I am reading an article talking about the mathematics in football (link: https://plus.maths.org/content/ball ). In the second part, it asks if a player should risk being sent off in order to gain the opportunity of having a goal, providing that a foul will not lead to penalty kick.
I am not sure about what the writer talks about in the following part, especially the notation of 'crossover time'. Would someone help out me in understanding the writer's claim?

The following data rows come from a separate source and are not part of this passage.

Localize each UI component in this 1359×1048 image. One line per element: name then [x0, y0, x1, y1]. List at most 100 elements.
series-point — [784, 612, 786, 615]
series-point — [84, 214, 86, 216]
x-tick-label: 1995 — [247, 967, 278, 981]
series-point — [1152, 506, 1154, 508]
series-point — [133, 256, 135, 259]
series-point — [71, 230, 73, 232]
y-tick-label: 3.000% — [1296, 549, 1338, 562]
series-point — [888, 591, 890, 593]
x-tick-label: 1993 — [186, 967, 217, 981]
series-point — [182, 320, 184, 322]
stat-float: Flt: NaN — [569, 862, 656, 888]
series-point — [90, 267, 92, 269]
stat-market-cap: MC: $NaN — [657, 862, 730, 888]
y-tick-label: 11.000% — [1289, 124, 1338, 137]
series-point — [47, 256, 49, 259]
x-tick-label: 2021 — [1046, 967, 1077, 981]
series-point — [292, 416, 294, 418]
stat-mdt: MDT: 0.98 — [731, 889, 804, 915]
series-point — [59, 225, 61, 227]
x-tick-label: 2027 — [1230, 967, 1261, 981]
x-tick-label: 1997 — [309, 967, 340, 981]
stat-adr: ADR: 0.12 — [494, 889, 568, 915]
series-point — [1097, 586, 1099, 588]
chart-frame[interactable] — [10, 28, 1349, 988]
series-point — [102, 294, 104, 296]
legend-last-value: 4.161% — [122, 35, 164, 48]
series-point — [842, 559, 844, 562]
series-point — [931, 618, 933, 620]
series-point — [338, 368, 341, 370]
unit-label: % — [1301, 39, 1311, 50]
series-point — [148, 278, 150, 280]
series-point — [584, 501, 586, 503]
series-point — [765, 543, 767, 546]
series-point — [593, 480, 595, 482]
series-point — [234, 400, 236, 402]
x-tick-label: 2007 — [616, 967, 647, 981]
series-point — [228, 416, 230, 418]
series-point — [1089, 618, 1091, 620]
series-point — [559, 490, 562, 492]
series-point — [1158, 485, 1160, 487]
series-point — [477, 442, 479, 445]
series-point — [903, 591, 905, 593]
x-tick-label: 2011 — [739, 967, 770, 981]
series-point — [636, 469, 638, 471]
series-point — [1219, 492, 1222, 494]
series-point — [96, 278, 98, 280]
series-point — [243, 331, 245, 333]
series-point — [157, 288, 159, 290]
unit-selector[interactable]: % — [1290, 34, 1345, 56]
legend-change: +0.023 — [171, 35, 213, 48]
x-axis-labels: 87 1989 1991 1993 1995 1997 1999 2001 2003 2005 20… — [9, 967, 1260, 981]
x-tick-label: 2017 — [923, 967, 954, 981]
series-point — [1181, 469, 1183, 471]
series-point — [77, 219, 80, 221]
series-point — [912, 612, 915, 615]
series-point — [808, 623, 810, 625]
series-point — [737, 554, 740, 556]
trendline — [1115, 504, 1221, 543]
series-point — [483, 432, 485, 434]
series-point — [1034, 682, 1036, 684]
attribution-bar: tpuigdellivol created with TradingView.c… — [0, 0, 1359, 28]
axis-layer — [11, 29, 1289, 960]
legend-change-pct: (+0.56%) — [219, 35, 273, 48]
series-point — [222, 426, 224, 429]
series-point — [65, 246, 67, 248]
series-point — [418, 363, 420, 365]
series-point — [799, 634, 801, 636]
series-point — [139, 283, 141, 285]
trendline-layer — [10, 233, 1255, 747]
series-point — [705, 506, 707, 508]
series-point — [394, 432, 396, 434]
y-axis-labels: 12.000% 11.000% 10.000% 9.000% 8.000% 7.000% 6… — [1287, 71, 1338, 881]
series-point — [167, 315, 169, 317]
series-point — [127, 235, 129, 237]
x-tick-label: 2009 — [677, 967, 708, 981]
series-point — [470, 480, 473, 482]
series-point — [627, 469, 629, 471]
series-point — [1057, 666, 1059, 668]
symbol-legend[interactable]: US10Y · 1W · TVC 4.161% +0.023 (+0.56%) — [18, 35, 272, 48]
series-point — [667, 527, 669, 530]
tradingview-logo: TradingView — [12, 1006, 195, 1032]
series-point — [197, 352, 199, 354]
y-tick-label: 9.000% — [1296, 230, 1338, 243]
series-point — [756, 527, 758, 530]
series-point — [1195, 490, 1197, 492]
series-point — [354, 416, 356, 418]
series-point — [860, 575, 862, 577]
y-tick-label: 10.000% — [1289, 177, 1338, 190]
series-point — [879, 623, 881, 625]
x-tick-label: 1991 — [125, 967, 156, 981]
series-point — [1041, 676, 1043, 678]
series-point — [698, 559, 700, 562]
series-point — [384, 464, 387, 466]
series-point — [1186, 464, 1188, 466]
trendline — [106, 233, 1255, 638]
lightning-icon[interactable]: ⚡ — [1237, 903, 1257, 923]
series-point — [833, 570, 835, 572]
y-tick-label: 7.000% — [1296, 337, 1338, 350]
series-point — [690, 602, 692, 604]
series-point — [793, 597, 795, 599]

We need to know how likely it is that a goal will be scored if the offence is not committed. This will seldom be an easy judgement to make, but it is crucial to making the right decision. That decision can be neatly described by identifying a crossover time, T, corresponding to the particular chance that a goal will result. A player should risk a red card if, and only if, the crucial moment arises at time T or later. For games at a good professional level, a snapshot of the values is
Chance of a Goal --- Crossover Time
$100\% $ --- 16 minutes
$60\% $ --- 48 minutes
$30\% $ --- 71 minutes
Recall that this table applies when a "professional foul" would not lead to a penalty kick. Even the best players stumble, or mis-hit their shots, so the chance of a goal will only rarely be close to $100\%$. A player who gets sent off in these circumstances before half-time is likely to have made a miscalculation! On the other hand, very late in a tight game, the table suggests that if an attacker has a non-negligible chance of scoring, doing the nasty deed may be best for your team. As a football enthusiast, I dislike this implication of the table. But it suggests the desirability of changing the rules of soccer to encourage fair play: permit a referee to award a penalty kick (or even a goal) if a defender is sent off in these circumstances, wherever the crime is committed!